Die klinische Manifestation wird in 3 Stadienunterteilt: frühes Stadium (Stadium 1), früh-disseminiertes Stadium (Stadium 2) und spät-disseminiertes Stadium (Stadium 3). Die Inkubationszeit umfasst eine breite Spanne von einigen Tagen bis hin zu einigen Wochen oder Monaten. Die Manifestation im frühen Stadium erfolgt häufig in Form kutaner Symptome als Wandererythem (Erythema migrans) nach 7-10 Tagen. Im disseminierten Stadium, welches nach einigen Wochen, bis Monaten oder Jahren auftritt, können das Nervensystem, in Form von Meningitis, Bannwarth-Syndrom oder Enzephalitis und das Herz, in Form von Lyme-Karditis, sowie große Gelenke in Form von Lyme-Arthritis betroffen sein.

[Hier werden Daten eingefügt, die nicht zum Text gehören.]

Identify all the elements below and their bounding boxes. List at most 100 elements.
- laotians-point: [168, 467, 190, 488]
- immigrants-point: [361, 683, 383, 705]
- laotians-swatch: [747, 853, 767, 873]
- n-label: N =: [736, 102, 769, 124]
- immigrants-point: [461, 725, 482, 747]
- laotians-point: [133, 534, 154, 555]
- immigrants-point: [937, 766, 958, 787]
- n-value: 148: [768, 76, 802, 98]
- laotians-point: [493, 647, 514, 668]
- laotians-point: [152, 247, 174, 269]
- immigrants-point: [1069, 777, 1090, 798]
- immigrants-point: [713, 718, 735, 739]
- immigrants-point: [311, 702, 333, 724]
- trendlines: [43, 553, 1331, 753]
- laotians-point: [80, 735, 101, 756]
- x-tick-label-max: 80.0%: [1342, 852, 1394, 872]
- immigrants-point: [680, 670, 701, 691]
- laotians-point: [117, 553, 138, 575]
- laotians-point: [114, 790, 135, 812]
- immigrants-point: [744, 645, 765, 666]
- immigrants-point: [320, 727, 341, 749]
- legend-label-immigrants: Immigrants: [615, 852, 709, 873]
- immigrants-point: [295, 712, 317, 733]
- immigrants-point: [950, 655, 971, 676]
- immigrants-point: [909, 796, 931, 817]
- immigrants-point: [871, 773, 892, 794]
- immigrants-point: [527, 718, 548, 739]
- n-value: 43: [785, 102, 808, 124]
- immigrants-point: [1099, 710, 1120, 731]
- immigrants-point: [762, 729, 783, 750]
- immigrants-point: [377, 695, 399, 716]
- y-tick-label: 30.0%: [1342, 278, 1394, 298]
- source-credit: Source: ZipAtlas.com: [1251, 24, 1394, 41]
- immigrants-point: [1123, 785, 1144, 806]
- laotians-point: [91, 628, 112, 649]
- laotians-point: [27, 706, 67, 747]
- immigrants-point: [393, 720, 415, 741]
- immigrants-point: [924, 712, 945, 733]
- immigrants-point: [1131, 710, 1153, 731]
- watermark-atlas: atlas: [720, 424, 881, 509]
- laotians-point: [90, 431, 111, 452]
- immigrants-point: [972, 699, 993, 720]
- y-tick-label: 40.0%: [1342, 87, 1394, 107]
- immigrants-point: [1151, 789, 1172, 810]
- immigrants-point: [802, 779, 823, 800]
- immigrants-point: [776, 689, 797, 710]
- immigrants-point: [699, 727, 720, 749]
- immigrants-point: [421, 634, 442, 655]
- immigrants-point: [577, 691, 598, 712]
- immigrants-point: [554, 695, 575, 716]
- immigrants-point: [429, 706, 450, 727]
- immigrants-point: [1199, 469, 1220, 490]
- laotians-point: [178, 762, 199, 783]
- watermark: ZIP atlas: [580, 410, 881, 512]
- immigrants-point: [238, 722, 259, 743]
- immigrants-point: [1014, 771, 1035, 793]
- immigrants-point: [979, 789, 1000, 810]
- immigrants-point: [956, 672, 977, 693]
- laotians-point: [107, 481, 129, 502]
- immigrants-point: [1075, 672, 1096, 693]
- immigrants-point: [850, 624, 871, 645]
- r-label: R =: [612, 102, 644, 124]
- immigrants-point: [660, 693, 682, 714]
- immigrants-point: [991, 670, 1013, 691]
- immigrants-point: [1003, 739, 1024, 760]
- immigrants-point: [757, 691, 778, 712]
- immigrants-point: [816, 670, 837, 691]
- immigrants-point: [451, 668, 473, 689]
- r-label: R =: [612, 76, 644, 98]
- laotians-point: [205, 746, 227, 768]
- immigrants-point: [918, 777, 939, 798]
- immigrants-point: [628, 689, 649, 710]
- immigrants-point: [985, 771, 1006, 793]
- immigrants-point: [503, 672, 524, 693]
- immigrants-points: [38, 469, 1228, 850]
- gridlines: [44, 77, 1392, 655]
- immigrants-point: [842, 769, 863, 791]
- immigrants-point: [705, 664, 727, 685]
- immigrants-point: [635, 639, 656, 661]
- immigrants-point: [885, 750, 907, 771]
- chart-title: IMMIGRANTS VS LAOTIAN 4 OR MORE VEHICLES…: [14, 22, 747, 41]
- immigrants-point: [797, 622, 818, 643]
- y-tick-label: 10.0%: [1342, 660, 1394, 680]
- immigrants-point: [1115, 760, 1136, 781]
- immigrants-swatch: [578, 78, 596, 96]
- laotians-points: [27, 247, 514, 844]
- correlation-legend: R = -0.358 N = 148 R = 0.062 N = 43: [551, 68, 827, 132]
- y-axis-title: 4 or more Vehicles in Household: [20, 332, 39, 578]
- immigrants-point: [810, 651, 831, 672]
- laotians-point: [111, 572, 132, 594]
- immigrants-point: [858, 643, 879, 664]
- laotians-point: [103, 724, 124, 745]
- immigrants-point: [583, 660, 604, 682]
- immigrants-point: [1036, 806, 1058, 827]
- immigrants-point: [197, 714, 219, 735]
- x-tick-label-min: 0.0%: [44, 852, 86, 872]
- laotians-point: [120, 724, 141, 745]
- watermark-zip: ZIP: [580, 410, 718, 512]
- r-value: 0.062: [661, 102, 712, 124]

Die Diagnostik erfolgt primär durch die klinische Präsentation klassischer Symptome, wie z.B. das Erythema migrans und kann mit einer Infektionsserologie und ELISA-Suchtest bestätigt werden. Eine Infektionsserologie bei negativem klinischen Befund, vor allem kurz nach Zeckenstich, ist wegen der geringen Sensitivität, sowie des diagnostischen Fensters, nicht indiziert.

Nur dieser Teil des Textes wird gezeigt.